Hysolate: A New CyberSecurity Company Bringing the Benefits of Virtual Machines to Endpoints

I recently met with Tal Zamir and Dan Dinnar, the co-founders of the new cybersecurity firm, Hysolate, which recently emerged from stealth mode. Hysolate, with offices in Tel Aviv and New York, was created by, and spun out of, Team8, a cybersecurity-company incubator run by former leaders of Israel’s renowned signal intelligence unit, 8200. Unlike most incubators, Team8 aims to launch only a single new company each year – but aims for all of its offspring to become category leaders.

Hysolate offers what it terms “virtual air gap” technology – essentially doing on endpoints such as user laptops and desktop computers what virtual machines do in data centers: allowing separate virtual computers (VMs) to run on a single physical machine. These VMs are isolated from one another – each runs its own operating system and maintains its own memory space. And, of course, users (and any malware that users inadvertently allow to infect their machines) interact with the VMs – they cannot directly access the virtual machine configuration, the hypervisor (the software that creates, runs, and manages, and winds down virtual machines), or the underlying physical machine and its operating system.

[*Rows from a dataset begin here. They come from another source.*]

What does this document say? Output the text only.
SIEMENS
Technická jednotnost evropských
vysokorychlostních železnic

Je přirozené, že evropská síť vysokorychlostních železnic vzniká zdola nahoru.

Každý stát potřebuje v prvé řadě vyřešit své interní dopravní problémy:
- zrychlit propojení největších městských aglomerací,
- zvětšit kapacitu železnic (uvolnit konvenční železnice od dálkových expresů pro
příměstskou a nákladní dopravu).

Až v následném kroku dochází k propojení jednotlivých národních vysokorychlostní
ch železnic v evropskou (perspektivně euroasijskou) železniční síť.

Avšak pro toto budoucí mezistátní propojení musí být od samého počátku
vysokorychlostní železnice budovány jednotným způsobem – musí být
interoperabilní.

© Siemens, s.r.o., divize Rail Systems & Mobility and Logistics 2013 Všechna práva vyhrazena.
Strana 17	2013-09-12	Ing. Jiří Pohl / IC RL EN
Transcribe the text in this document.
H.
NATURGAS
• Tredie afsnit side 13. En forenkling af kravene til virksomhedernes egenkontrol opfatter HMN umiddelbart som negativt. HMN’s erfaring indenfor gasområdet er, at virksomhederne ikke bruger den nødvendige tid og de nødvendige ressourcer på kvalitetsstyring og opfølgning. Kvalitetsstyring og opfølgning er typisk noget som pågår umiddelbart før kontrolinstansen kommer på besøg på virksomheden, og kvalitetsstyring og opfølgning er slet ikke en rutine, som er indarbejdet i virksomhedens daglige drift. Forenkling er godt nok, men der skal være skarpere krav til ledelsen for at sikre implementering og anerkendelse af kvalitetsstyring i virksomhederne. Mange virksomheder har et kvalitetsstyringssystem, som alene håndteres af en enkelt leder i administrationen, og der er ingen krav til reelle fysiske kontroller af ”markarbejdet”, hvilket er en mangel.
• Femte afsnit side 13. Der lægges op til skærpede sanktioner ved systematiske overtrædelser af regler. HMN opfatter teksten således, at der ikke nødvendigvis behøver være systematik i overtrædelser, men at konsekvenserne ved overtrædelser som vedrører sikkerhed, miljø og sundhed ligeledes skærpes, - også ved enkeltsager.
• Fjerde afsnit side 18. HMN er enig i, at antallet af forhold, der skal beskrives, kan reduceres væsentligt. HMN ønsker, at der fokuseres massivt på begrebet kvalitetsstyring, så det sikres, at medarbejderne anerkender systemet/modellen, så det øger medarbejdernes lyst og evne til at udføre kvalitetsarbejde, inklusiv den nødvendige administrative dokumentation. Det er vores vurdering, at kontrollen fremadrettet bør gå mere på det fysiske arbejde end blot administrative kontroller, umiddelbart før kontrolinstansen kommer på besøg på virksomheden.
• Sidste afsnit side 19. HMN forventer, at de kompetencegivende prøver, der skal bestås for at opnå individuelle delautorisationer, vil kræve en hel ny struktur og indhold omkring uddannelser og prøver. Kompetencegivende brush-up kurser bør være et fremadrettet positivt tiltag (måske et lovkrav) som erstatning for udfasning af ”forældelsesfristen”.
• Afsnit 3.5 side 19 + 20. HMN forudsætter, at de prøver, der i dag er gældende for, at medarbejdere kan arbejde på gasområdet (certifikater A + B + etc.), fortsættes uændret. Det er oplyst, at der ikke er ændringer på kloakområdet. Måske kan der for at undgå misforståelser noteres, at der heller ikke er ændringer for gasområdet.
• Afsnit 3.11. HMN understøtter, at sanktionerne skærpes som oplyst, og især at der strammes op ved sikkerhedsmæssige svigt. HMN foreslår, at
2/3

I see two immediate, significant benefits that such technology may deliver:

1. Cost savings and efficiency gains in environments in which people traditionally use two or more computers for security reasons (e.g., one computer for general use and one for performing online banking activities). In most (but not all) cases, a single computer running multiple unconnected virtual machines should provide adequate security – while cutting in half (or more) the number of computers that have to be purchased and maintained. One clear exception is vis-à-vis classified information and networks – the government is not, at any time soon, going to allow a single physical device to be connected to both classified and unclassified networks regardless of how solid the technology isolating the two networks may be; this should not be an issue for Hysolate, as Tal and Dan plan to target the commercial sector, where the cost and security benefits should be a strong incentive to adapt the new technology.

2. Improving security for people who today use a single computer for all of their computer tasks – and that includes the vast majority of people. Instead of performing sensitive activities such as online banking on the same computer as one plays games, surfs the web, or opens emails, a person can run these two functions in separate, unconnected, virtual machines. If malware activates in the virtual machine being used to read email it cannot see, or do anything to, the online banking session, as the two applications are running on different virtual computers. Additionally, Hysolate handles its VMs’ networking via a special network security VM through which other VMs communicate to networks – allowing organizations to derive many of the security benefits of segmentation without the complexities involved in actually segmenting. Another potential security benefit of Hysolate might include better security when people perform personal tasks: an enterprise that gives employees a VM in which they can perform personal computing-related tasks is less likely to suffer the consequences of someone inflicting serious harm while attempting to use corporate resources for a personal activity.

One important difference between Hysolate’s technology and server VM technology is that Hysolate is optimized for user machines. For example, the technology allows windows from multiple VMs to be displayed on a single display as if they were different windows on a single computer, and for the keyboard and mouse to automatically and seamlessly communicate with the virtual machine on which the current window is running. This means that Hysolate does not change a user’s experience; to run an online banking application and read email, for example, a person would click on the relevant icons, and both windows would open on his or her display the same way they do for non-Hysolate users. The difference is behind the scenes – rather than being two windows running on a single computer, the two windows are running on separate, unconnected virtual machines, with the hypervisor managing the windowing for the display and the input devices.

All in all, the Hysolate offering looks quite interesting, and its introduction of VM-like capabilities at the endpoint could potentially revolutionize the way we think about desktop/laptop computer security. I will be watching this company going forward.